Cheaper, and losing: why price does not decide the cloud market¶
A plain-language companion to the working paper "Cheaper and Losing: A Layered Model of Cloud Dependence and the Limits of Subsidy" (v0.3, July 2026). The paper carries the model, seven proved propositions, and the Monte-Carlo stress tests; this text carries the ideas. There is also a live version you can play.
The short version. European cloud providers are several times cheaper than the US hyperscalers for raw compute and win independent price-performance benchmarks. Their share of their own market has roughly halved since 2017; three US firms hold about 70 percent. If price mattered, this could not happen. The model explains why it happens anyway, why the obvious remedies barely move it, and which two levers actually work.
Altitude¶
A buyer's needs are a mix of two layers. The commodity basement: virtual machines, storage, bandwidth, where Europe is cheap and present. And the differentiated upper floors: managed databases, serverless platforms, AI services, where network effects rule and Europe is thin. Call the differentiated share of a firm's needs its altitude. A logistics company lives low; an AI startup lives high.
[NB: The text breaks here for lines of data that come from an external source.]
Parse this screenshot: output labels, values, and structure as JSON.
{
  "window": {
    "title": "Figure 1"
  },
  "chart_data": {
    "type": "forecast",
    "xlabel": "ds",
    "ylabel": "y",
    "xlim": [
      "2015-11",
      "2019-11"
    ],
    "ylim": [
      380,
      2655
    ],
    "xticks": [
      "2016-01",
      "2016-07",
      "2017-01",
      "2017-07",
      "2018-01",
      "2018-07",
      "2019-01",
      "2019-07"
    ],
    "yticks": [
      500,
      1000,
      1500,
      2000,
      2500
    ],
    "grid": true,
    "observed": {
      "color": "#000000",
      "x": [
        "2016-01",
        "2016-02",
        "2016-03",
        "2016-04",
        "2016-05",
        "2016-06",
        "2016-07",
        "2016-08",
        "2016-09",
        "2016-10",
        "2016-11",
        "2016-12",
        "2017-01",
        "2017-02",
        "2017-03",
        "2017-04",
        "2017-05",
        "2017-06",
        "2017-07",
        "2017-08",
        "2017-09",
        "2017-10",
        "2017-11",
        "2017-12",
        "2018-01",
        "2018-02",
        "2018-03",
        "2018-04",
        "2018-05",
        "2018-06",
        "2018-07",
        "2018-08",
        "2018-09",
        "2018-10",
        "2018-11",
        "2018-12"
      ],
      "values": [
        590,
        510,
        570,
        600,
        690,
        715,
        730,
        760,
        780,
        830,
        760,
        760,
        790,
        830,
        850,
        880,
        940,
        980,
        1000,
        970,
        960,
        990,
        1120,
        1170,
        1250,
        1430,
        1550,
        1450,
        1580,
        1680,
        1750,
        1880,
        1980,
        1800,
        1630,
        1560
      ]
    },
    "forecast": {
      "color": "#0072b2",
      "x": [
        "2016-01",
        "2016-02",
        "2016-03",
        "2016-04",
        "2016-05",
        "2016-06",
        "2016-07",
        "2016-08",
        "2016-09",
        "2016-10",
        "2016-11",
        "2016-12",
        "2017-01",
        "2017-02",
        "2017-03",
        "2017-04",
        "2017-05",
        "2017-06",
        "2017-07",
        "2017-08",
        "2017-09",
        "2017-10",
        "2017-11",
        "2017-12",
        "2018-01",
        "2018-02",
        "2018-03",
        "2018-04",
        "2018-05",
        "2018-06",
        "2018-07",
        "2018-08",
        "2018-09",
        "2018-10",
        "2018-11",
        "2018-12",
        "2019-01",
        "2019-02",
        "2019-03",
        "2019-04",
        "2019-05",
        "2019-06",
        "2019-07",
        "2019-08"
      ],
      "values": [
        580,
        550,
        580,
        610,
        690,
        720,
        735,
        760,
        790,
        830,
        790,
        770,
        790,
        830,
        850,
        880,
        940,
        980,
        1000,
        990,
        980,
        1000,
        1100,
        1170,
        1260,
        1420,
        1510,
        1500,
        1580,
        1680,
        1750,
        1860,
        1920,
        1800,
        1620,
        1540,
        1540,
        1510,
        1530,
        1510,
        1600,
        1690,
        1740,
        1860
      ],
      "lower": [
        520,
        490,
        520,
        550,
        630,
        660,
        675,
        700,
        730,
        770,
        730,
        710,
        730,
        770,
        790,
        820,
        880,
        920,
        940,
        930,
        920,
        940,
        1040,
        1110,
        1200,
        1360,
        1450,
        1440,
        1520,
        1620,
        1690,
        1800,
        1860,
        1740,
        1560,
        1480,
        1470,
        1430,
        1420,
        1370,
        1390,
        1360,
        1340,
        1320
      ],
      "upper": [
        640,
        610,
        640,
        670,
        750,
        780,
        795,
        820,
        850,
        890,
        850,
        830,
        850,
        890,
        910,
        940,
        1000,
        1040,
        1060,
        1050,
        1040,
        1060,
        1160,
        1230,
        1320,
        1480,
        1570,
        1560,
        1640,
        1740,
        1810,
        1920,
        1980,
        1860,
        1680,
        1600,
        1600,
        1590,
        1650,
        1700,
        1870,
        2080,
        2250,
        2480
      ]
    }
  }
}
Each firm picks the provider that serves its mix, so the market sorts on a threshold: below it, firms go European and pocket the price edge; above it, they go American and pay for the ecosystem. And the ecosystem's value grows with the number of firms already on it, which closes a loop: every firm that goes American makes going American slightly more attractive for the next one. Markets with that loop can tip: past a critical strength of the network effect, two resting points exist, and history, never price, picks between them.
Why the market keeps sliding¶
The measured firm population is two-humped: infrastructure-heavy firms in one hump, platform-native firms in the other, few in between. And firms age upward: as a company matures it adopts more managed services, more analytics, more AI, so its altitude drifts up, and almost nobody drifts back down. Put the two together and the aggregate US share climbs on its own, passing through today's level on its way toward a corner. The AI wave is the latest and steepest push, and the paper shows the ascent has a ratchet: once a firm has re-architected upward, easing conditions do not bring it back.
Why the obvious levers fail¶
Subsidising the commodity layer saturates. Making European compute even cheaper moves the sorting threshold into the trough between the two humps, where almost no firms live. In the paper's sweep, the responsiveness of the US share to the subsidy collapses by an order of magnitude: money keeps flowing, the dot barely moves. Only a subsidy scaling with the entire commodity base could restructure the market, which no budget contemplates.
Out-featuring the incumbents fights a tipped market. At the calibrated network strength, the differentiated layer sits in its high basin; a symmetric feature-for-feature European challenger is playing against the basin, and capability funding alone does not clear the network constraint.
The two levers that work¶
Un-bundling. Interoperability's real payoff is to let a firm split its stack: keep the American differentiated core, return the commodity and data spend to Europe. In the calibration the US needs-share falls from 0.75 to 0.65 without Europe winning a single differentiated workload. The lever is real, and its target is the bundle.
The egress lever. Model the cost of coupling a workload to a second provider, and the realistic European position appears: a loosely coupled secondary, holding backups, archives, and the chattier workloads as coupling costs fall. That coupling cost is exactly what the EU Data Act's switching and egress rules push down. The beachhead this grows is worth more than its size: it is sovereign reversibility, the preserved option to leave, and the supplier base that any demand-side policy presupposes.
The honest caveats: this is a stylized model with a calibrated firm distribution; the up-stack drift is asserted from adoption patterns, and the results are reported as signs and robust rankings across hundreds of random parameter draws, never as forecasts. The interactive version recomputes the verified model on every slider you move, so you can try to break the conclusions yourself.